The wide staircase curves round a hollow space in the centre that is completely open to the elements, and the rough stone walls are alive with green moss. When the people in front of us pause to take photos, Ash squeezes my hand in sympathy. It pains me to realise that I’ve probably lost all my pictures of Lisbon, but I focus on soaking up every detail and committing them to memory in the same way that Ash has been doing for weeks without a phone.
Down below is a patterned floor, and above is a disc of daylight encircled by jagged stones that look like trolls’ teeth. This circle of light shrinks as we walk round and round, descending several storeys underground.
The further we go, the cooler and damper the air gets and I become increasingly aware of the heat of Ash’s body whenever we come to a stop. There are people ahead of and behind us, but they’re all so consumed with taking videos and photographs that I feel as if we’re on another plane altogether.
Eventually we reach the bottom and find ourselves in a man-made tunnel lit by a warm glow. The rocky walls and ceiling curve over our heads, and stalactite-like pillars that look as though they’re made of candle wax come down from the ceiling to perch on the ground. We head towards a pocket of sunlight and discover a waterfall trickling down the rocks into a pond dotted with a confetti layer of green algae. A mossy bridge made of rough stone spans the water.
‘Everything looks so natural, it’s hard to believe it’s a construct of some rich guy’s imagination,’ I say.
It’s the first time either of us has spoken in almost half an hour.
Ash looks at me, his gaze piercing, and then he tugs me into the relative darkness of the tunnel, letting me go as we turn to face each other.
‘What is this?’ he asks quietly as he motions between us.
My scalp prickles at the intensity in his expression.
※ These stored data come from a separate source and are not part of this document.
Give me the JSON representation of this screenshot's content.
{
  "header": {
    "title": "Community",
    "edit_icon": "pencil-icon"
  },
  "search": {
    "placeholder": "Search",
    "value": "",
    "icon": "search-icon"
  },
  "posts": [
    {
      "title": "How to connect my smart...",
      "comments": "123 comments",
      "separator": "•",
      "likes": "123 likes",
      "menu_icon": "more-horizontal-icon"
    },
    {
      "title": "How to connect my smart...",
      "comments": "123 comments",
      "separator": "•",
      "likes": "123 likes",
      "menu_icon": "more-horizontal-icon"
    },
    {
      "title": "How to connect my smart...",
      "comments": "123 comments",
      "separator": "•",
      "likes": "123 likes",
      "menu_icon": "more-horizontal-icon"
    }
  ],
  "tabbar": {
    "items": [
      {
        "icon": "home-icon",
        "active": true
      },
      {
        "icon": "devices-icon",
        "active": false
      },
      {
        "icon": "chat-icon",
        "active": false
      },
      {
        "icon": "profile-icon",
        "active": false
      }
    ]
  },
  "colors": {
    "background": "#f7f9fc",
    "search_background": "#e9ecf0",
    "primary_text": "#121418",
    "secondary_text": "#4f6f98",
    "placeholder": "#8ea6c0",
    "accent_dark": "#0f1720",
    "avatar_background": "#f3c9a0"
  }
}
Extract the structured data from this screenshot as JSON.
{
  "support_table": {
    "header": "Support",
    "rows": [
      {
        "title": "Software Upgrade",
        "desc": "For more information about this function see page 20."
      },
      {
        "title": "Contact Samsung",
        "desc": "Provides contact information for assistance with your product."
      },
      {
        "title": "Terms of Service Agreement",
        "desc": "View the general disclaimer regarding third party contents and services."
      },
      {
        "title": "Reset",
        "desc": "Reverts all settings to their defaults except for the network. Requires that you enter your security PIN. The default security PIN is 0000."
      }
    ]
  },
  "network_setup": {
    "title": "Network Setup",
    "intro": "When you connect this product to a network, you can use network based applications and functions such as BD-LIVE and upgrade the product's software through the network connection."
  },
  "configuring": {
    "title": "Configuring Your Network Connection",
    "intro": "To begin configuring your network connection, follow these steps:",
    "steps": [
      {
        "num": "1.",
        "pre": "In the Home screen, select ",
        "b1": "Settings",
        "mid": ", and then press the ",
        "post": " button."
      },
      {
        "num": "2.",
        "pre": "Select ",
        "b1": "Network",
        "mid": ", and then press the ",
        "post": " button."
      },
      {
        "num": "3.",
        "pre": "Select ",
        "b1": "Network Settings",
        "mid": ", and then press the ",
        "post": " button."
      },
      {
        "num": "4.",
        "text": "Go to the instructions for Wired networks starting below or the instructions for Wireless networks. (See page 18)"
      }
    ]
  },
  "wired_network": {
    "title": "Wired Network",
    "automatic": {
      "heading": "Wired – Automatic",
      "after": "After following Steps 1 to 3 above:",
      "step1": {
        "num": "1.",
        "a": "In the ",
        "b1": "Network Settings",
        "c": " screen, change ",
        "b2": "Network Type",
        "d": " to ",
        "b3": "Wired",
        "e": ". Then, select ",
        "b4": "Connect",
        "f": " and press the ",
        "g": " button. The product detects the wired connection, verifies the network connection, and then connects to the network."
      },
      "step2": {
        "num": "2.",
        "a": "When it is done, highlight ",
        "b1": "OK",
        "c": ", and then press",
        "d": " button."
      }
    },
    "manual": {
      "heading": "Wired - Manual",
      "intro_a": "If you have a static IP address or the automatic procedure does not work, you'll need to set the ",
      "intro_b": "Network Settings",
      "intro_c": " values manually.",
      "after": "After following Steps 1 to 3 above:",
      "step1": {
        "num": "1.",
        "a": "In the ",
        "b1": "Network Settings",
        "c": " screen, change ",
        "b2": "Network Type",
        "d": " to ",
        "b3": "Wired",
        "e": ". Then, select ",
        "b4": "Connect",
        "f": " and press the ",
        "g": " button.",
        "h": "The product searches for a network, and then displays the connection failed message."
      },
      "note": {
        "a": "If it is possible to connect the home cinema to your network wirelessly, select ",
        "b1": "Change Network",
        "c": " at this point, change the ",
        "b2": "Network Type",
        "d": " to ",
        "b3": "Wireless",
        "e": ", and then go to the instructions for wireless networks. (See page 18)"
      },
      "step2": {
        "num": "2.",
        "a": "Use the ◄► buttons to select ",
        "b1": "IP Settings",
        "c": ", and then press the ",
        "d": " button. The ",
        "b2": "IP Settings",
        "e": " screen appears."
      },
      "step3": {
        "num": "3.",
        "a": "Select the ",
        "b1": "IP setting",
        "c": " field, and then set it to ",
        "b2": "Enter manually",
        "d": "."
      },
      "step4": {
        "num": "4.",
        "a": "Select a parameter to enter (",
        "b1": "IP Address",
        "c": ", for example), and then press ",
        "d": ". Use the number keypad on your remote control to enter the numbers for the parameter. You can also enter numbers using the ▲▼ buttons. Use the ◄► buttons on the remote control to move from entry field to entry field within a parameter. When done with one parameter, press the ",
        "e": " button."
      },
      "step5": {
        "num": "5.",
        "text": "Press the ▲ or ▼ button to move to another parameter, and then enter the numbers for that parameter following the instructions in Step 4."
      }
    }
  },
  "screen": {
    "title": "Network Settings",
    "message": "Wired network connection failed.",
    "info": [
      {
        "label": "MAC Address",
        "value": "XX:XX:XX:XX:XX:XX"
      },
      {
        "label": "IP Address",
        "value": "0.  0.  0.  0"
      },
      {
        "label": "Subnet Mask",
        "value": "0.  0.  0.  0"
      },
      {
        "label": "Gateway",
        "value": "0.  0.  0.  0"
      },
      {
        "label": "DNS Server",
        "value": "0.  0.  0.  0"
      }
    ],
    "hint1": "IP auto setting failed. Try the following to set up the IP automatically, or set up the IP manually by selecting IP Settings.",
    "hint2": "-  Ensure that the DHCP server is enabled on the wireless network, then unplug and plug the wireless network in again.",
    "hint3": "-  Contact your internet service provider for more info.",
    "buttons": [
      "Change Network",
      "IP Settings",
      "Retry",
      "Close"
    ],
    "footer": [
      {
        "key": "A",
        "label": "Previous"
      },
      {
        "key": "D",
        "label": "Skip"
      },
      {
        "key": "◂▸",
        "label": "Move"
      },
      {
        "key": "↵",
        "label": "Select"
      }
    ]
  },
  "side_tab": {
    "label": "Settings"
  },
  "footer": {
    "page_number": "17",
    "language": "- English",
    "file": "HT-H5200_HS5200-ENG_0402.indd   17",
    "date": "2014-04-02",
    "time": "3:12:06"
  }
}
It’s a few seconds before I’m able to reply.
‘I don’t know.’ It’s the truth. ‘What do you think it is?’
I sound nervous, but his eye contact is unwavering.
‘It feels like something.’
Goosebumps race down my arms as I nod at him. ‘It feels like something to me too.’
He’s studying me, his eyes glinting.
‘Come to the beach with me,’ he murmurs.
‘To swim?’
‘No, to sleep. Don’t catch your train this afternoon.’
My eyes widen. ‘But my parents are expecting me.’
‘Can’t they expect you tomorrow?’
Ash is asking me to sleep under the stars with him. The thought of it is tantalising, dizzying.
‘But I can’t even call them,’ I point out.
‘We’ll find a phone.’
Another idea occurs to me. ‘If we could get to an internet café, I could email their PA.’ Then I wouldn’t even have to speak to them. Do I dare?
‘Come on,’ Ash encourages. ‘You can do it.’
I let out a giddy laugh and he closes his eyes and lets his head fall back momentarily before looking at me again through lowered lashes.
‘What’s that look for?’ I ask, baffled.
‘I really, really love your laugh,’ he says slowly, candidly, placing his hand over his heart.
Snakes could come slithering down these walls and they wouldn’t wipe the smile from my face.